*As OPEC sitting on about 2.7 mb/d spare production capacity, 60% in Saudi Arabia
16 September 2018, Sweetcrude, Lagos — The International Energy Agency, IEA in its newly released Oil Market Report, OMR, has said “tightening of the oil market is on the way”
The tightening is expected to push oil prices to $80 per barrel this year.
Since the previous edition of this Report, the price of Brent crude oil fell close to $70/bbl however, IEA says oil price “is now flirting with $80/bbl”, thanks to two factors: continuation of Venezuela’s production decline, and approaching of November 4th when the US sanctions against Iran’s oil exports will be implemented.
In Venezuela, production fell in August to 1.24 mb/d and, if the recent rate of decline continues, it could be only 1 mb/d at the end of the year.
Evidence provided by tanker tracking data suggests that Iran’s exports have already fallen significantly but the organization says the market must wait to see if the 500 kb/d of reductions seen so far will grow.
“If Venezuelan and Iranian exports do continue to fall, markets could tighten and oil prices could rise without offsetting production increases from elsewhere”.
Supply from some countries has grown since OPEC’s Vienna meetings in June: last month Saudi Arabia and Iraq combined saw output increase by 160 kb/d. In Iraq’s case, exports have grown to such an extent that they are greater than Iran’s production, and there is still about 200 kb/d of shut-in capacity in the north of the country due to the ongoing dispute with the Kurdistan Regional Government.
“Based on our August estimates of production, OPEC countries are sitting on about 2.7 mb/d of spare production capacity, 60% of which is in Saudi Arabia”.
But IEA says the point about spare capacity is that having been idle, it is not clear exactly how much, beyond what is widely thought to be “easy” to bring online, will be available to coincide with further falls in Venezuelan exports and a maximization of Iranian sanctions.

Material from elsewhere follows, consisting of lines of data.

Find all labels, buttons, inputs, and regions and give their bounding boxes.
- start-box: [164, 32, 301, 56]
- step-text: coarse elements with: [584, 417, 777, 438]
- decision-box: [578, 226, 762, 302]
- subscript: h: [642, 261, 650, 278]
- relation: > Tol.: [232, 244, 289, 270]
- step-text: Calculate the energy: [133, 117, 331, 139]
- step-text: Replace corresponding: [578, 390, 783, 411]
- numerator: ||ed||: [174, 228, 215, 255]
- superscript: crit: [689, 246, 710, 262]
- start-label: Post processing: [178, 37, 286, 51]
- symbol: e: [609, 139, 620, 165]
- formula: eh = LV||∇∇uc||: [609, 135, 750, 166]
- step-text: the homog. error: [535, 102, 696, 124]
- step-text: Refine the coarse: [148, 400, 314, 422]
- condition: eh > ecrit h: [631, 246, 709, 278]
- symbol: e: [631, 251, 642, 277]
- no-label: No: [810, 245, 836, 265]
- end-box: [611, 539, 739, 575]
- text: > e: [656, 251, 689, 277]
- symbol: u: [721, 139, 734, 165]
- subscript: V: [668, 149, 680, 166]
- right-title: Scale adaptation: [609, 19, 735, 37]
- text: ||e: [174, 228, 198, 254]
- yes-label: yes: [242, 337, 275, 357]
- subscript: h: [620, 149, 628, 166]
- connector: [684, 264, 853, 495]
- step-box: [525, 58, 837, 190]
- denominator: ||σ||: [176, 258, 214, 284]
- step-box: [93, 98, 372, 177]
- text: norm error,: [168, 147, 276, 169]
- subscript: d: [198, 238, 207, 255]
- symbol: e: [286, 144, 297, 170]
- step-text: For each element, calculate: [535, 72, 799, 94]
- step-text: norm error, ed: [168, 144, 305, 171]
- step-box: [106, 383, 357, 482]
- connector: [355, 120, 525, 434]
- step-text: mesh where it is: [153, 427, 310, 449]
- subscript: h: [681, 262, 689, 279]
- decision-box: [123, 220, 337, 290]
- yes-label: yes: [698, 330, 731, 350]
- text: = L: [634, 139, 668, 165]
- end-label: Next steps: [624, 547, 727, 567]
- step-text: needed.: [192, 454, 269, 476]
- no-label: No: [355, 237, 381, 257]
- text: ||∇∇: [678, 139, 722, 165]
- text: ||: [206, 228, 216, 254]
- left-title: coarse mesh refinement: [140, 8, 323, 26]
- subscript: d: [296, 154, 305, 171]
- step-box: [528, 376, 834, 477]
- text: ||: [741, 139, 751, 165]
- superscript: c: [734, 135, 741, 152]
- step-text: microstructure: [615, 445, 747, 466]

“It is not just a question of volume; refiners used to processing Venezuelan or Iranian crude will compete to find similar quality barrels to maintain optimal refinery operations. Alternative supplies of lighter crude might not be ideal for this reason. Even before we factor in any further fall in exports from Venezuela or Iran, record global refinery runs are expected to result in a crude stock draw of 0.5 mb/d in 4Q18. Any draw will be from a basis of relative tightness: in the OECD, stocks at end-July were 50 million barrels below the five-year average”.
“If we are looking for additional barrels from elsewhere to help compensate for further export declines from Venezuela and Iran the picture is mixed. Brazil was supposed to be one of the big production success stories of 2018, but various problems have stymied growth to the extent that output will rise by only 30 kb/d this year versus the first estimate of 260 kb/d”.

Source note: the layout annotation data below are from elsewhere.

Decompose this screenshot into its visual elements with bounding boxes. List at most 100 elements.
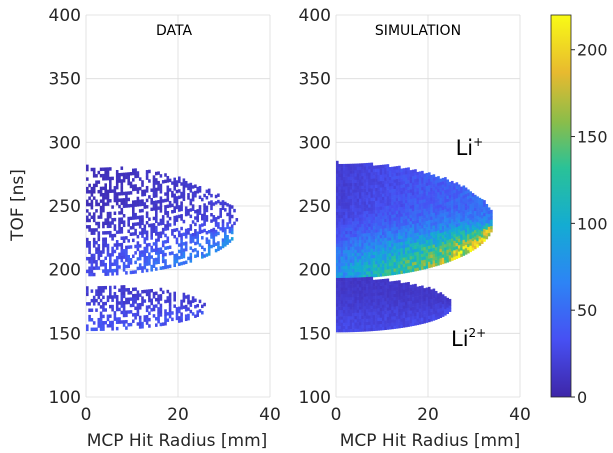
heatmap-cell	[161, 180, 165, 184]
heatmap-cell	[342, 227, 346, 232]
heatmap-cell	[386, 164, 390, 168]
heatmap-cell	[464, 244, 468, 249]
heatmap-cell	[191, 207, 195, 211]
heatmap-cell	[155, 178, 158, 182]
heatmap-cell	[375, 165, 378, 169]
heatmap-cell	[88, 212, 91, 216]
heatmap-cell	[354, 233, 357, 238]
heatmap-cell	[354, 224, 357, 228]
heatmap-cell	[182, 295, 186, 300]
heatmap-cell	[338, 186, 341, 190]
heatmap-cell	[421, 224, 424, 229]
heatmap-cell	[386, 199, 390, 203]
heatmap-cell	[95, 183, 98, 188]
heatmap-cell	[349, 265, 353, 270]
heatmap-cell	[132, 313, 135, 317]
heatmap-cell	[125, 319, 128, 324]
heatmap-cell	[393, 226, 397, 231]
heatmap-cell	[453, 202, 456, 206]
heatmap-cell	[347, 243, 351, 247]
heatmap-cell	[467, 230, 470, 235]
heatmap-cell	[451, 254, 454, 258]
heatmap-cell	[416, 245, 420, 249]
heatmap-cell	[349, 256, 353, 260]
heatmap-cell	[136, 247, 140, 252]
heatmap-cell	[150, 236, 153, 240]
heatmap-cell	[423, 265, 426, 270]
heatmap-cell	[411, 322, 415, 327]
heatmap-cell	[182, 191, 186, 195]
heatmap-cell	[384, 215, 387, 219]
heatmap-cell	[148, 292, 151, 296]
heatmap-cell	[377, 273, 380, 277]
heatmap-cell	[372, 197, 376, 201]
heatmap-cell	[409, 287, 413, 292]
heatmap-cell	[99, 250, 103, 254]
heatmap-cell	[421, 301, 424, 305]
heatmap-cell	[372, 171, 376, 176]
heatmap-cell	[416, 171, 420, 176]
heatmap-cell	[345, 202, 348, 206]
heatmap-cell	[388, 211, 392, 216]
heatmap-cell	[88, 247, 91, 251]
heatmap-cell	[402, 257, 406, 261]
heatmap-cell	[104, 269, 107, 273]
heatmap-cell	[425, 249, 429, 253]
heatmap-cell	[365, 182, 369, 186]
heatmap-cell	[451, 212, 454, 217]
heatmap-cell	[368, 305, 371, 310]
heatmap-cell	[455, 188, 459, 193]
heatmap-cell	[377, 314, 380, 318]
heatmap-cell	[90, 190, 94, 194]
heatmap-cell	[462, 226, 466, 231]
heatmap-cell	[388, 205, 392, 209]
heatmap-cell	[201, 255, 204, 259]
heatmap-cell	[375, 178, 378, 182]
heatmap-cell	[432, 301, 436, 305]
heatmap-cell	[347, 322, 351, 326]
heatmap-cell	[340, 211, 344, 216]
heatmap-cell	[405, 317, 408, 321]
heatmap-cell	[129, 172, 133, 176]
heatmap-cell	[391, 303, 394, 307]
heatmap-cell	[478, 207, 482, 211]
heatmap-cell	[388, 272, 392, 276]
heatmap-cell	[400, 251, 403, 255]
heatmap-cell	[196, 186, 199, 191]
heatmap-cell	[356, 293, 360, 297]
heatmap-cell	[386, 319, 390, 324]
heatmap-cell	[370, 283, 374, 287]
heatmap-cell	[187, 183, 190, 187]
heatmap-cell	[372, 257, 376, 262]
heatmap-cell	[132, 209, 135, 214]
heatmap-cell	[414, 232, 417, 237]
heatmap-cell	[405, 183, 408, 188]
heatmap-cell	[138, 231, 142, 235]
heatmap-cell	[356, 185, 360, 190]
heatmap-cell	[430, 229, 433, 233]
heatmap-cell	[423, 249, 426, 254]
heatmap-cell	[377, 298, 380, 302]
heatmap-cell	[365, 188, 369, 192]
heatmap-cell	[469, 197, 472, 202]
heatmap-cell	[120, 288, 124, 292]
heatmap-cell	[402, 270, 406, 274]
heatmap-cell	[434, 227, 438, 232]
heatmap-cell	[416, 251, 420, 255]
heatmap-cell	[395, 220, 399, 224]
heatmap-cell	[345, 272, 348, 276]
heatmap-cell	[421, 186, 424, 191]
heatmap-cell	[395, 299, 399, 304]
heatmap-cell	[437, 198, 440, 202]
heatmap-cell	[359, 283, 362, 288]
heatmap-cell	[365, 242, 369, 247]
heatmap-cell	[377, 267, 380, 271]
heatmap-cell	[90, 253, 94, 258]
heatmap-cell	[382, 291, 385, 296]
heatmap-cell	[471, 231, 475, 235]
heatmap-cell	[428, 178, 431, 183]
heatmap-cell	[370, 299, 374, 303]
heatmap-cell	[359, 182, 362, 186]
heatmap-cell	[338, 227, 341, 232]
heatmap-cell	[430, 181, 433, 185]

On the upside, the report said the United States continues to show outstanding performance with total liquids output expected to grow by 1.7 mb/d this year and another 1.2 mb/d in 2019. “However, companies are not adjusting their production plans, despite higher prices, due to infrastructure bottlenecks and this is unlikely to change in the near future. Even so, growth this year has returned to the extraordinary pace seen in 2014 during the first shale boom”.
Finally, the report said Libyan production surged back in August to 950 kb/d, not far below the 1 mb/d level that was achieved for almost a year before the recent disturbances.
“However, as we have seen in the past few days with attacks on NOC headquarters, the situation is fragile.
As far as oil demand is concerned, following an increase of 1.4 mb/d in 2018, growth next year will be 1.5 mb/d, according to the report.
“Even so, in 2018, we are seeing signs of weaker demand in some markets: gasoline demand is stagnant in the US as prices rise; European demand in the period May-July was consistently below year-ago levels; demand in Japan is sluggish notwithstanding very high temperatures and will be further impacted by the recent natural disasters. As we move into 2019, a possible risk to our forecast lies in some key emerging economies, partly due to currency depreciation versus the US dollar raising the cost of imported energy. In addition, there is a risk to growth from an escalation of trade disputes”.
IEA says the world is entering a very crucial period for the oil market, saying the situation in Venezuela could deteriorate even faster, strife could return to Libya and the 53 days to 4 November will reveal more decisions taken by countries and companies with respect to Iranian oil purchases.
“It remains to be seen if other producers decide to increase their production. The price range for Brent of $70-$80/bbl in place since April could be tested. Things are tightening up”.